- Directed by: Paul Shoulberg
- Screenplay by: Paul Shoulberg
- Based on: So Cold the River by Michael Koryta
- Produced by: John Robert Armstrong Zachary Spicer Claire Tuft
- Starring: Bethany Joy Lenz
- Cinematography: Madeline Kate Kann
- Edited by: Sofi Marshall
- Music by: Ariel Marx
- Release date: March 25, 2022;
- Running time: 95 minutes
- Country: United States
- Language: English

= So Cold the River =

So Cold the River is a 2022 horror film that was written and directed by Paul Shoulberg. It is based on the novel by the same name by Michael Koryta.

==Synopsis==
Erica is a documentary filmmaker who gave up on her career after one of her prior subjects did something unspeakable. She's persuaded to once again return to this field by Alyssa, the daughter of dying and mysterious billionaire Campbell Bradford. She is tasked with profiling his life, including his ties to his hometown, but Erica is given few clues as to his past other than a bottle of water from a local spring.
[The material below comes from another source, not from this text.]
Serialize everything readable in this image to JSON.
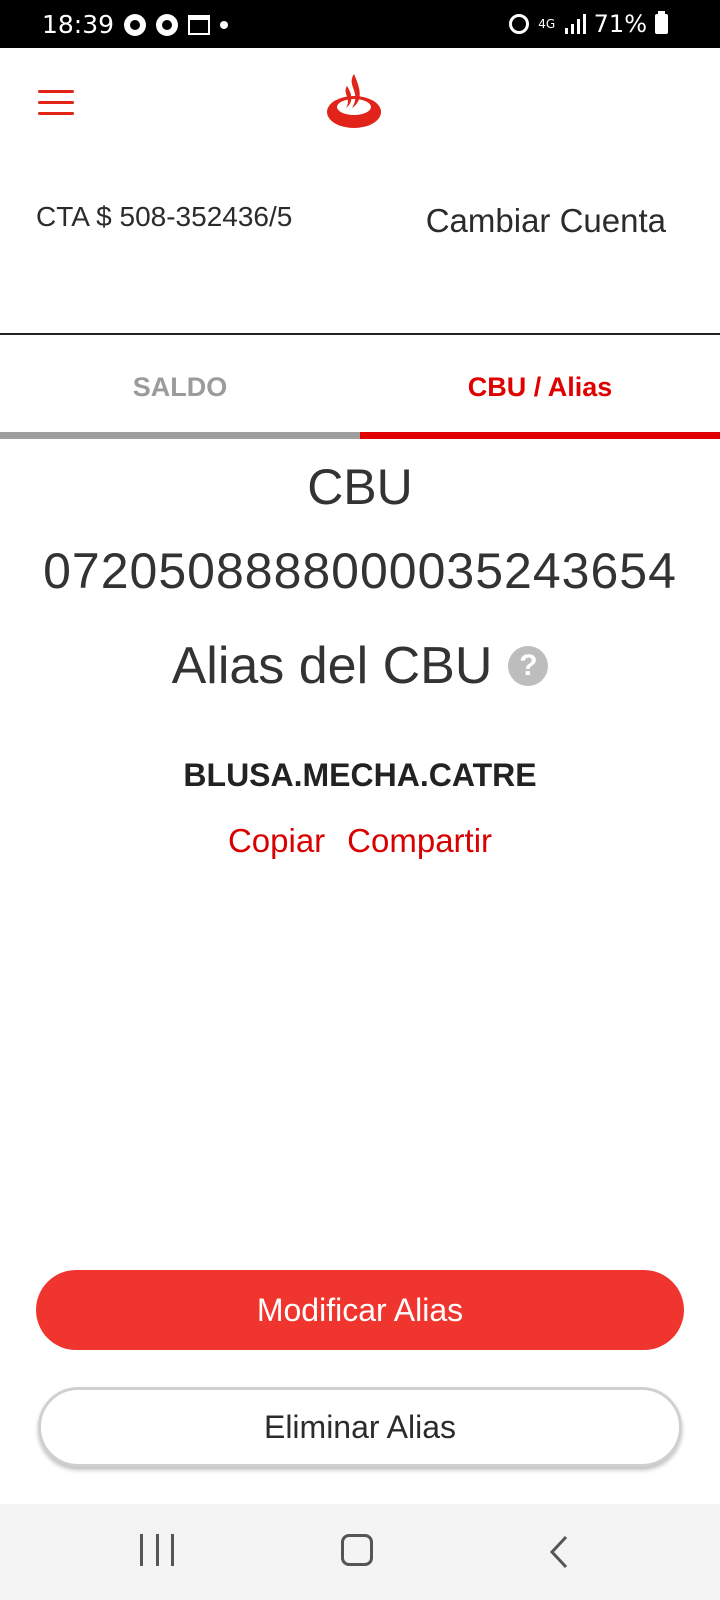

Erica travels to a resort he once frequented, where she discovers that Campbell is tied to a dark, disturbing history full of evil.

==Cast==
- Bethany Joy Lenz as Erica Shaw
- Alysia Reiner as Alyssa Bradford-Cohen
- Katie Sarife as Kellyn Cage
- Andrew J. West as Josiah Bradford
- Michael J Rogers as Campbell
- Deanna Dunagan as Anne McKinney
- Kevin Cahoon as Dylan
- Kingston Vernes as Lucas Granger
- Aaron Roman Weiner as Rory Granger
- Hannah Baker as Extra #12
- Ashley Dowling as Extra #13

== Production ==
Filming for So Cold the River took place at the French Lick Resort and West Baden Springs Hotel in West Baden Springs, Orange County, Indiana.

==Release==
So Cold the River was given a limited theatrical release in the United States on March 25, 2022, followed by a VOD release the following week.

==Reception==
So Cold the River holds a rating of 58% on Rotten Tomatoes, based on 12 reviews, with an average rating of 6.6/10.